I’d heard enough. Not for a minute was I considering throwing in the towel and declaring bankruptcy. I’d decided to go along with the plan devised by Mark Rothbaum and supported by my attorneys Joel Katz and Jay Goldberg and tax expert Larry Goldfein. I was going to fight the IRS.
I had to face facts: my resources were few. The IRS’s resources were unlimited. They had billions on their side. They had at their command an army of killer lawyers whose only aim was to destroy me.
When it came time to question me—a two-day ordeal scheduled at the IRS offices in Austin—I got an idea.
By then I had Honeysuckle Rose II, the second incarnation of my custom bus with a Western scene painted on the exterior.
“Let’s roll up to Austin in the bus,” I told my team, “and park it right in front of their building.”
That’s what we did.
The first sessions started at about eleven. I showed up in my usual jeans, T-shirt, and jogging shoes. I expected to be facing some sharpshooter from New York City. But they threw me a curve. The attorney was a good ol’ boy from my part of Texas.
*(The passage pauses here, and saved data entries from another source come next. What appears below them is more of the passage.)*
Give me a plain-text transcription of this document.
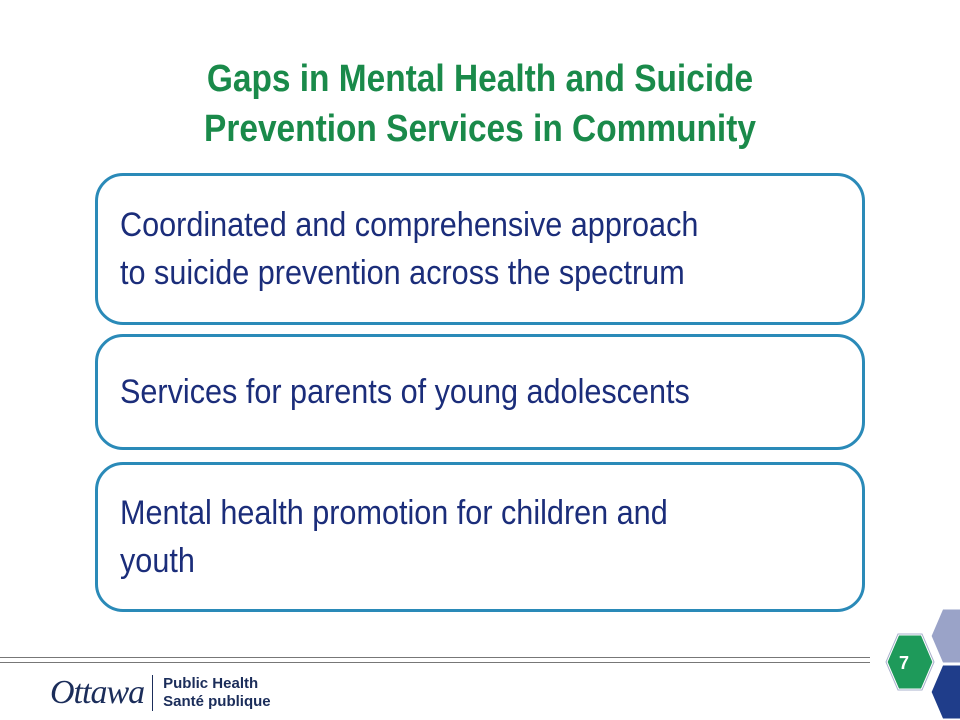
Gaps in Mental Health and Suicide
Prevention Services in Community
Coordinated and comprehensive approach
to suicide prevention across the spectrum
Services for parents of young adolescents
Mental health promotion for children and
youth
Ottawa Public Health
Santé publique
7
“You don’t mind if I call you Willie, do you?”
“Not at all.”
“Feel like I’ve known you all my life.”
“Feeling’s mutual.”
He looked down at my jogging shoes and said, “Well, Willie, you’re living proof that we Hill County boys know a comfortable pair of shoes when we see ’em. Wish I could dress comfortably as you. Meanwhile, it’s an honor to have you up here.”
I liked this guy. How couldn’t I? We knew a ton of folks in common, and the chitchat went on for some time. But I also knew that having someone from my part of Texas to do the questioning was a way to throw me off guard. Despite the man’s easy charm, I stayed on guard. I gave my usual monosyllabic answers. I stuck to what I knew and only what I knew. Their strategy didn’t work. Meanwhile, mine did.
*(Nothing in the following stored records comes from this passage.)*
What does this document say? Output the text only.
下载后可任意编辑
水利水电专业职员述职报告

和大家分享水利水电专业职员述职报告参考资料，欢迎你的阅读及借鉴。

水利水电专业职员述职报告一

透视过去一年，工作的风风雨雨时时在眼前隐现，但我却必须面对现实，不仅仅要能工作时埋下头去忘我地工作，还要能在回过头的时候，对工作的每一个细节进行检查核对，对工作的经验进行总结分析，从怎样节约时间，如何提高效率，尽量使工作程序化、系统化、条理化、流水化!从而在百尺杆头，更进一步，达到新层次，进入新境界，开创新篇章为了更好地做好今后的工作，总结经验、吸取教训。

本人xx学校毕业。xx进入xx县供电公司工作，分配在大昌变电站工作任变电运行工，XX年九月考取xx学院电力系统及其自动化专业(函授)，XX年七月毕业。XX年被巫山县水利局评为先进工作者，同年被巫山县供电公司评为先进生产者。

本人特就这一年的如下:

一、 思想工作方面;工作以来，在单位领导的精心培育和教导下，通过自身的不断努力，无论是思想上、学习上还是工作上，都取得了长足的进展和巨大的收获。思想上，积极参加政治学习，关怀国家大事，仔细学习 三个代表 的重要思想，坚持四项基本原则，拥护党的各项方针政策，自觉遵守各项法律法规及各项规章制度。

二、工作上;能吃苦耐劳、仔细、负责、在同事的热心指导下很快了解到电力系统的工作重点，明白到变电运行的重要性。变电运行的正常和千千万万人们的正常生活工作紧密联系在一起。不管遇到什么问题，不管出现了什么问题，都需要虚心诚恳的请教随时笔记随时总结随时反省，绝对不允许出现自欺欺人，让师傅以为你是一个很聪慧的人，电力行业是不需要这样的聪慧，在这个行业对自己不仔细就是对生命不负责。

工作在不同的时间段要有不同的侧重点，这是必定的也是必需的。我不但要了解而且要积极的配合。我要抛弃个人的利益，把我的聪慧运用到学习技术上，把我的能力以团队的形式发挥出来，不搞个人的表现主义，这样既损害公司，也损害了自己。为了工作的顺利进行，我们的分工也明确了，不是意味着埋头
My strategy was to position my bus so that by lunchtime all of downtown Austin knew where it was parked. By the time we took our twelve-thirty break, there was a huge crowd of fans lined up outside Honeysuckle Rose II. One by one I let them on the bus, signed whatever they wanted me to sign, and let the
m take as many pictures with me as they liked. That took nearly three hours. When we got back up to the IRS offices, I apologized for the delay.
By the second day, the Austin crowds had grown so big that police were brought in to keep the lines orderly. Not only that, but the clerks and secretaries at the IRS were sneaking out to come to the bus for autographs of their own.
When the last session was over and I still hadn’t veered from my usual answers of “Yup,” “Nope,” and “Don’t rightly recall,” the lawyer asked one last question.
“You sure you secretly never went to one of those fancy law schools back east, Willie?”
“Never went further than Abbott High. Abbott is where I got all my smarts. I was one of those Fighting Panthers. Fact is, I still remember the sign over the school gym that said, ‘A winner never quits and a quitter never wins.’ Been trying to live by those words ever since.”
“Well, Willie,” he said, “I’d say you’re doing a pretty good job.”
That’s when I got another pretty good idea:
While I didn’t have the past-due tax money the Feds were demanding from me, I had something else: my music. I could always sing for my supper. I could make a couple of records and give all the proceeds to the IRS. I’d even call them The IRS Tapes and Who’ll Buy My Memories? The feds went along with the plan.
I cut down on production costs by being the only musician. I simply sang and accompanied myself to a selection of twenty-four songs. Just bare-bones Willie singing the blues.
I picked the tunes that fit my mood: “It’s Not Supposed to Be That Way,” “Permanently Lonely,” “Home Motel,” “Yesterday’s Wine,” “Wake Me When It’s Over,” “Remember the Good Times,” and especially “What Can You Do to Me Now?”